# Thread: differentiating through the integral

1. ## differentiating through the integral

The problem is as follows:
Solve for f(x), given

$f(x) = x + \int^{x}_{0}{(x-2t)f(t) dt}$

What I did:
1. Differentiate both sides wrt x, and partially differentiate through the integral.

$f'(x) = 1 + \frac{d}{dx} \int^{x}_{0}{(x-2t)f(t) dt}$
$f'(x) = 1 + \int^{x}_{0}\frac{\partial}{\partial x}{(x-2t)f(t) dt}$
$f'(x) = 1 + (x-2x)f(x) + \int^{x}_{0}{f(t) dt}$
$f'(x) = 1 - xf(x) + \int^{x}_{0}{f(t) dt}$

2. Differentiate both sides wrt x again.
$f''(x) = - xf'(x) - f(x) + \frac{d}{dx}\int^{x}_{0}{f(t) dt}$
$f''(x) = - xf'(x) - f(x) + f(x)$
$f''(x) = - xf'(x)$

This is an ODE, yes, but how would I solve for this? (i.e. is there a less messy way to calculate this other than using series solutions, which I hate with a passion?)

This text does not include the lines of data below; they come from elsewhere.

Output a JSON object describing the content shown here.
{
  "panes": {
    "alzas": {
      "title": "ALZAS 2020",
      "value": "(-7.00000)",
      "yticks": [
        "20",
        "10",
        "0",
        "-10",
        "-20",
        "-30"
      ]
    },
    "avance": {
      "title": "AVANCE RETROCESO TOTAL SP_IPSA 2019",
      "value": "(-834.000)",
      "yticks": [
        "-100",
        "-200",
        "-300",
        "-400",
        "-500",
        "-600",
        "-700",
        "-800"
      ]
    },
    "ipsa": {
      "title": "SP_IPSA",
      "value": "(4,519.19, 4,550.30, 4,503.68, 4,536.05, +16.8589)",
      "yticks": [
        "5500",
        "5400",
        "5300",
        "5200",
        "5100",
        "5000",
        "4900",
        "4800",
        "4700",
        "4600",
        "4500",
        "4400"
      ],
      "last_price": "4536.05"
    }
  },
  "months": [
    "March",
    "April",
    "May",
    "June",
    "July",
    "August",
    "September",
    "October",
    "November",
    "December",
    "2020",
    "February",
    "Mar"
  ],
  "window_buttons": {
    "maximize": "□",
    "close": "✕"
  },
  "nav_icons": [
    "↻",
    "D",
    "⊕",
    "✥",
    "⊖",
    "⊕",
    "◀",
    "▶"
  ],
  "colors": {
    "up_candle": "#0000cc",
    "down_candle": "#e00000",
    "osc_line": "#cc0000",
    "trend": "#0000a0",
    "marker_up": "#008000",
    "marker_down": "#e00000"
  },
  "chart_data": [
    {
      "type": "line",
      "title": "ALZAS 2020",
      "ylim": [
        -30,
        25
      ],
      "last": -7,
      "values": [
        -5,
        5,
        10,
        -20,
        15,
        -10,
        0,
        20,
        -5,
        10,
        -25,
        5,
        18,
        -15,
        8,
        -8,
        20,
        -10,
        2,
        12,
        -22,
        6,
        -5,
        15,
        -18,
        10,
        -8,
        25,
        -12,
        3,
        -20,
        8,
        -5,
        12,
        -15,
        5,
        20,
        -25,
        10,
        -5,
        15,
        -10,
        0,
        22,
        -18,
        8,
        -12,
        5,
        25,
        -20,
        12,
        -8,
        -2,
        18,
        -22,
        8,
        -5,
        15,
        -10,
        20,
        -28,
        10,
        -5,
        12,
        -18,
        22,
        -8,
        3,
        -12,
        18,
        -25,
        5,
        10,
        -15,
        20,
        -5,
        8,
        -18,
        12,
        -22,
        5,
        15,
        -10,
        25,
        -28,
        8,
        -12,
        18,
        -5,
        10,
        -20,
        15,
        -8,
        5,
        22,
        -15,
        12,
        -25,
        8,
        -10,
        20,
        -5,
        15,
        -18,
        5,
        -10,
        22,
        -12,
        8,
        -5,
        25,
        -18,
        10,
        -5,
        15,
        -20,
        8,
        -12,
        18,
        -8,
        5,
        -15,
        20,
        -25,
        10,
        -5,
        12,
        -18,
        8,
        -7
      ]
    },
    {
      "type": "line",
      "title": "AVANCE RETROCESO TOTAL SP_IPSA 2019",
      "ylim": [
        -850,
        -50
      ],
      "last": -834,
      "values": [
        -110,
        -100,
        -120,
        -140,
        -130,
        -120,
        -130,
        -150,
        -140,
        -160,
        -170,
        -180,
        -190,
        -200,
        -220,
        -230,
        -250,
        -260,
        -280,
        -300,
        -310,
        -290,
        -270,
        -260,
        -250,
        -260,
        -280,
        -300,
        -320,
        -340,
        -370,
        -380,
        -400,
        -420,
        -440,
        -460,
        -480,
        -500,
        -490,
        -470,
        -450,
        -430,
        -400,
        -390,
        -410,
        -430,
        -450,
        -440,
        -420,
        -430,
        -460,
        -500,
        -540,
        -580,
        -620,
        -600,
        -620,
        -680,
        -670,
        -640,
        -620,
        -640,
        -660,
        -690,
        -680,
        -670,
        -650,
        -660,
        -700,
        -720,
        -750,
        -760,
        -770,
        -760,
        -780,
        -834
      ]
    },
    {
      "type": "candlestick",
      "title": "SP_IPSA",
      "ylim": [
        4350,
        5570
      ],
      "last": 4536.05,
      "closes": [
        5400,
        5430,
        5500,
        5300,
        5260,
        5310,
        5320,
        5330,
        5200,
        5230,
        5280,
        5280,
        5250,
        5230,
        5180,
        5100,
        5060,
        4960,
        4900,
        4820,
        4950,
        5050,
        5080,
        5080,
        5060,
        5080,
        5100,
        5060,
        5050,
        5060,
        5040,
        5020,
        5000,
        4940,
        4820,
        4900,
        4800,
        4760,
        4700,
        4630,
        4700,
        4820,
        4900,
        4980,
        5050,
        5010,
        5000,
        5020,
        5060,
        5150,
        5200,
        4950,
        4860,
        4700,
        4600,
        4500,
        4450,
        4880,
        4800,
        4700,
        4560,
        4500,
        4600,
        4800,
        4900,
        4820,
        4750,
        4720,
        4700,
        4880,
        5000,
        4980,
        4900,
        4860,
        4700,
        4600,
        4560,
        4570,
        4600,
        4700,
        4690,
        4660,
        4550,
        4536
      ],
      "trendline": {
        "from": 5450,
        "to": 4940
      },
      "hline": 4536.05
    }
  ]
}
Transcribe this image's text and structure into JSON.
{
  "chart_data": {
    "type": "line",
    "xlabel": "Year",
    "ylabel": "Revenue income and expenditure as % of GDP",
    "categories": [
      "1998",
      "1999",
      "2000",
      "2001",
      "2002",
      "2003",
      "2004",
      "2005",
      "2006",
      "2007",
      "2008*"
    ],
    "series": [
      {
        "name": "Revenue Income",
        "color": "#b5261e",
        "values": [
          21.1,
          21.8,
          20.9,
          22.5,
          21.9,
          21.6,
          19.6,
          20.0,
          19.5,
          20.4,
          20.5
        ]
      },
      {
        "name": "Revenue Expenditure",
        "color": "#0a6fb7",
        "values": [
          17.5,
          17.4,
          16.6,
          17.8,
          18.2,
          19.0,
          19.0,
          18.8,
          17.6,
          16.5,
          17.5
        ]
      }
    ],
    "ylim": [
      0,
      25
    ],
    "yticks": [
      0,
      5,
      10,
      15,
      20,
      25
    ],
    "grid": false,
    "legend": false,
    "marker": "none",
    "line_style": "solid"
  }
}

2. Originally Posted by compliant
The problem is as follows:
Solve for f(x), given

$f(x) = x + \int^{x}_{0}{(x-2t)f(t) dt}$

What I did:
1. Differentiate both sides wrt x, and partially differentiate through the integral.

$f'(x) = 1 + \frac{d}{dx} \int^{x}_{0}{(x-2t)f(t) dt}$
$f'(x) = 1 + \int^{x}_{0}\frac{\partial}{\partial x}{(x-2t)f(t) dt}$
$f'(x) = 1 + (x-2x)f(x) + \int^{x}_{0}{f(t) dt}$
$f'(x) = 1 - xf(x) + \int^{x}_{0}{f(t) dt}$

2. Differentiate both sides wrt x again.
$f''(x) = - xf'(x) - f(x) + \frac{d}{dx}\int^{x}_{0}{f(t) dt}$
$f''(x) = - xf'(x) - f(x) + f(x)$
$f''(x) = - xf'(x)$

This is an ODE, yes, but how would I solve for this? (i.e. is there a less messy way to calculate this other than using series solutions, which I hate with a passion?)
Let y = f(x). Then you have

$\frac{d^2 y}{dx^2} = - x \frac{dy}{dx}$.

Substitute $\frac{dy}{dx} = p$ .... (1):

$\frac{dp}{dx} = - x p$ .... (2)

DE (2) is seperable. Solve it for p as a function of x. Then substitute your expression for p into DE (1) and solve for y as a function of x.